Nicola Sorbo, già sindaco di Caiazzo, ha raccolto nel libro di recente pubblicazione dal titolo Tra memoria ed oblio. La strage di Caiazzo la narrazione dell’eccidio, specie con riguardo alle fasi del processo ed alle conclusioni cui la Corte di Assise è pervenuta, nella individuazione della causale della strage, contestando anche la giurisdizione del giudice ordinario a conoscere della materia, essendo, a suo giudizio, competente il giudice militare. Accenna anche al profilo risarcitorio che avrebbe dovuto essere posto a carico della Repubblica Tedesca, come evidenziato da recenti pronunce giurisdizionali. Nel suo lavoro, certamente impegnativo e meritorio, Nicola Sorbo, a cui va dato merito soprattutto per aver promosso ed attuato il gemellaggio tra Caiazzo e Ochtendung (comune tedesco ove risiedeva Emden) oramai giunto al 22° anno di vita, esprime critiche alla sentenza della Corte di Assise, si duole che «in definitiva essa» aveva sancito la responsabilità personale degli imputati ma non aveva restituito a quel delitto «una storia, un come , un perché» come riportato nella recensione sul Corriere del Mezzogiorno del 2 novembre scorso a firma di Angelo Agrippa, in cui si fa riferimento ad una presunta posizione dei familiari delle vittime, «chiusi in una composta e silenziosa rassegnazione». Il 7 novembre 2018 Paolo Albano replica alle critiche al fine di ristabilire la validità delle conclusioni cui giunse la Corte di Assise nel 1994.

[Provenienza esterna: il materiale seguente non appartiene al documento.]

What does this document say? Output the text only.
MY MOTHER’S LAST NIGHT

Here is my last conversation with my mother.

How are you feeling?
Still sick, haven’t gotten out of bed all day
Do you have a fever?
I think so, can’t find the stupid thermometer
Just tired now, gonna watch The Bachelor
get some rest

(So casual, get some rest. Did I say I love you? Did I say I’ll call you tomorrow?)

Per quanto ci riguarda, avvertiamo la necessità di precisare quanto segue. Pur essendo aperti ad accogliere nuovi elementi ed a modificare il nostro giudizio se emergeranno nuovi documenti, al momento riteniamo di dover rispetto e gratitudine alla verità giudiziaria accertata. Quanto alla doglianza circa l’effettiva causale dell’eccidio, rammentiamo a noi stessi che, mentre lo storico può ed anzi, deve, sondare anche ipotesi non documentate, il giudice deve decidere iuxta alligata et probata. La Corte di Assise ha improntata la decisione, e non poteva essere diversamente, sul corredo documentale acquisito. A qualsiasi ripensamento in tema di risarcimento, osta il giudicato formatosi sulla sentenza del 25 ottobre 1994 e il rispetto dovuto alla coerenza dei familiari delle vittime i quali fin dall’inizio del processo hanno inseguito solo e soltanto la Giustizia non certamente interessi economici. Non mancherei di sottolineare che la riuscita ed il progresso compiuto dal gemellaggio tra le due comunità, verrebbe certamente turbato da altre improbabili iniziative.
Nutriamo la ferma speranza che un definitivo chiarimento varrà a riportare la questione nel binario del civile confronto. Ed infine, quella dei familiari delle vittime, lungi dall’essere «una composta e silenziosa rassegnazione», è stata la condizione di impossibilità di agire, stante l’ assoluta ignoranza durata cinquant’anni, circa la identificazione degli autori dell’atto criminale, vinta solo dopo il meritorio, ma fortunoso, rinvenimento del carteggio negli archivi Nara nel Maryland ad opera dello studioso Giuseppe Agnone alla cui memoria inviamo un caloroso e grato ricordo, così come perenne riconoscenza per l’opera poderosa, intelligente ed impagabile espressa nel libro La barbarie ed il coraggio, esprimiamo per lo storico Giuseppe Capobianco.